I hope your answer to this question is, “yes”. But in reality, many people feel that paying attention to safety will reduce their productivity. All graduate students coming to MIT are undoubtedly smart and have achieved a lot before. However, these extraordinary experiences have led us to overlook the safety details of many experimental operations.

For example, as the safety officer of our lab, I have repeatedly reminded my labmates to wear goggles and to put on lab coats before performing experiments. However, I periodically find that my coworkers only wear their own prescription glasses (not adequate protection against explosions or solvent splashes) or wear nothing over their clothes during experiments. This bad behavior once resulted in a bad consequence. A labmate opened a reactor without noticing the residual pressure in it. The solvent inside splashed out onto his body and face. Thanks to  goggles on his face, the solvent did not hurt his eyes. But his favorite hoodie was not lucky enough to survive this splash, as he was not wearing a lab coat.

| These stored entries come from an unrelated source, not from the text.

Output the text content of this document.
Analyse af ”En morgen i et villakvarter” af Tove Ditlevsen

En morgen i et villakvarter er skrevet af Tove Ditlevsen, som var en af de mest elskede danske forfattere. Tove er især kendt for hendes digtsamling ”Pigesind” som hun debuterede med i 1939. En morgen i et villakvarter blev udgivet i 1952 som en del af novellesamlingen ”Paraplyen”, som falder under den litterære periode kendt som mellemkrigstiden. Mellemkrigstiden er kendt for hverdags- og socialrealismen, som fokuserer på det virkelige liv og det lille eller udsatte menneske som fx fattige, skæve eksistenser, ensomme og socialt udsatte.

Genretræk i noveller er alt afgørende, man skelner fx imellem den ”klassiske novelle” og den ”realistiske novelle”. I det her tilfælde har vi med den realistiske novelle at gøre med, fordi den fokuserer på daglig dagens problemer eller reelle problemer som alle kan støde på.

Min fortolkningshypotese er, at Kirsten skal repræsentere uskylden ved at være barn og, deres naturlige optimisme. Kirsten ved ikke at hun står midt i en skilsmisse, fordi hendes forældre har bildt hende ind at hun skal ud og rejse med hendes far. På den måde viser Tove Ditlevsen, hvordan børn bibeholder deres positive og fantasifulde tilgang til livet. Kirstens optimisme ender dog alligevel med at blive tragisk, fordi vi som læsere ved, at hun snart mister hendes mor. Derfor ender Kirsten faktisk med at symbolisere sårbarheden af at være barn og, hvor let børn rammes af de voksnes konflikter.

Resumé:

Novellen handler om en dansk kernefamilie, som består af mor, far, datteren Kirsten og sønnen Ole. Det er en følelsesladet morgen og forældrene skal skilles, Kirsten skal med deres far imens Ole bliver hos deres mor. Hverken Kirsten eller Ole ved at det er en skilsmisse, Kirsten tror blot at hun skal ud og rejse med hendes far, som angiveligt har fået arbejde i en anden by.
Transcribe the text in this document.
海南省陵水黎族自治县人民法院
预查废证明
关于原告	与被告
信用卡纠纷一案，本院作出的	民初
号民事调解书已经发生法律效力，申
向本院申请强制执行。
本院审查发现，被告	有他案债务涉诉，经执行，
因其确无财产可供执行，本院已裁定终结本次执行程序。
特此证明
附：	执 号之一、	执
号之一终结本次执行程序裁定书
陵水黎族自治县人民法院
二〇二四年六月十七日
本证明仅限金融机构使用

Maybe a splash on your favorite clothes is not that intimidating, but what if I told you that your daily experiment could potentially hurt you?

A couple of weeks ago, as I was on my way to work, I received a message from my labmate telling me that there was an explosion. My first thought was that the explosion was an exaggeration, so I asked “Where was the explosion?” As I was waiting for his reply, I approached Building 66 and found that the whole building had been evacuated and the fire alarm was resonating in the hallway. Shocked and worried, I went to the emergency gathering spot to check that everyone had evacuated. Luckily, everyone had left the building  safely, and the explosion had caused no injury. After talking with my coworkers, I realized that a 1-liter reactor vessel in the lab overpressurized and broke the rupture disc, allowing the dangerous pyrophoric catalyst to splash out and cause the fire. Luckily, the reactor was set up inside an enclosure, and the fire was contained.

Although I have been  performing chemistry experiments for more than 10 years, this was the first time that a severe accident happened where I work. Even though nobody got hurt in this case, just thinking  about the possibility of someone getting severely burned is intimidating. A safety incident is a bad thing, but, “When life gives you lemons, make lemonade”. After this incident, I feel lucky that the previous splashing incident had occurred first, after which the whole lab agreed to wear fire resistant lab coats every day while performing experiments. The evacuation incident can also be a great opportunity for the whole MIT community to think more seriously about lab safety.

As a “survivor” of the incident, I started to learn how other people prevent lab accidents. The concept of a “fail-safe plan” caught my attention. “Fail-safe plan” is a design feature or practice that inherently prevents a further harm to people or the environment. For example, in this fire incident, the enclosure where the reactor was placed  served as a “fail-safe” measure to prevent further fire hazards. Researchers wearing fire resistant lab coats is also a “fail-safe” measure in case the enclosure could not contain the fire. So when I look back today, the fact that no one got injured in my lab’s incident no longer seems just a lucky coincidence: following a “fail-safe plan” also played a big role.

Generally speaking, a lot of us do not consciously have the “fail-safe plan” mindset. We rarely have lab accidents, and so we typically do not think many steps ahead of our current situation. Nevertheless, this does not mean this mindset is not something we can be trained for. A simple way to cultivate this thinking is to ask a “what if…” question. For instance, if you are running a high pressure reaction and you know you already have a pressure relief valve implemented to protect from a disastrous explosion, try to ask yourself: what if the pressure relief valve was triggered? Will it generate a shock wave? Will the gas/liquid inside be ignited when it bursts out?   

Imagine your personal health and safety is one and your achievements are like zeros adding behind it. As we achieve more and more in our life, we become more and more significant. However, if we lose the “one”, all the things left are just zeros. So starting from now on, safety first!